British manufacturing activity accelerated unexpectedly to a 16-year high in November and employment climbed at a record pace, according to a survey today that pointed to a surprisingly robust recovery in the industrial sector.
The Markit/CIPS headline manufacturing Purchasing Managers' Index (PMI) rose to 58.0 in November, its highest since September 1994, and well above October's upwardly revised figure of 55.4. Economists had forecast a modest easing to 54.6.
The index has been above the 50.0 mark, which separates growth from contraction, for 16 months in row.
The survey is likely to come as welcome news to the government which is relying on the private sector to help sustain Britain's economic recovery at a time of deep public spending cuts.
"Stronger manufacturing expansion may well be needed to offset a likely slowdown in consumer spending as austerity measures start to bite," said Rob Dobson, senior economist at Markit.
With public sector cuts and a VAT rise expected to erode demand in 2011, most economists expect economic growth to weaken into 2011 after a strong performance in the middle of this year.
While the PMI figures suggest the manufacturing sector - which accounts for around 13 percent of economic output - is holding up well, economists have warned that upbeat activity surveys have not been reflected in official data.
Today's data is therefore unlikely to alter the view that the Bank of England will leave interest rates on hold for many months to come until the recovery is assured.
The survey showed manufacturers took on staff at their fastest rate since the survey began in 1992, with an index reading of 57.6 compared with 55.4 in October. Markit said the pick-up was broad-based.
The government's debt-cutting plans are expected to result in the loss of around 330,000 public sector jobs, less than previously thought.
Higher domestic and overseas demand helped push the manufacturing output index to its highest level since May, while backlogs of work increased for the first time in five months.
New orders rose at their fastest pace since April, while export orders grew at their fastest in seven months, with companies reporting increased sales to the United States, China, Germany, India and the Middle East.

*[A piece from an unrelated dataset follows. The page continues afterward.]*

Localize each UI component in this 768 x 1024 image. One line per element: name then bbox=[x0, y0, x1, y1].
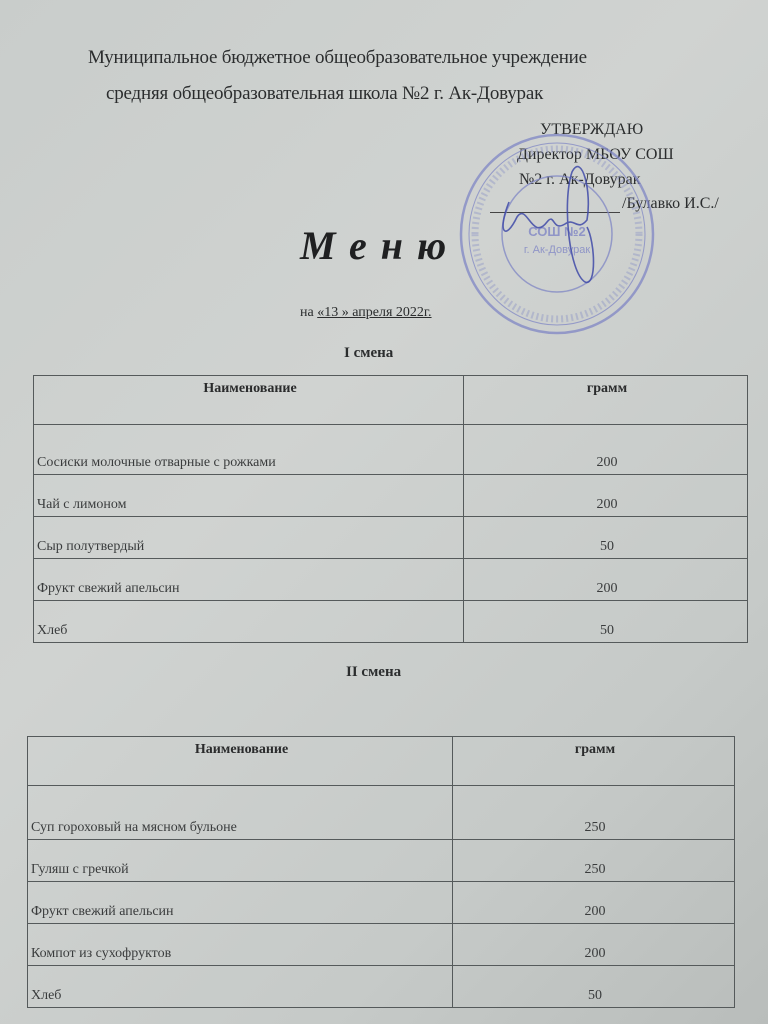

However, rising prices for commodities, electronics, oils and packaging contributed to a big jump in cost pressures. The input prices index rose to its highest since August 2008. But firms did not appear to be passing on those costs to customers and the output prices index fell to an eight-month low.
That may give Bank of England policymakers some leeway, as they try to balance high inflation while keeping the recovery on track.
The central bank has held interest rates at a record low of 0.5 per cent since March 2009 and has injected £200 billion into the economy to boost growth.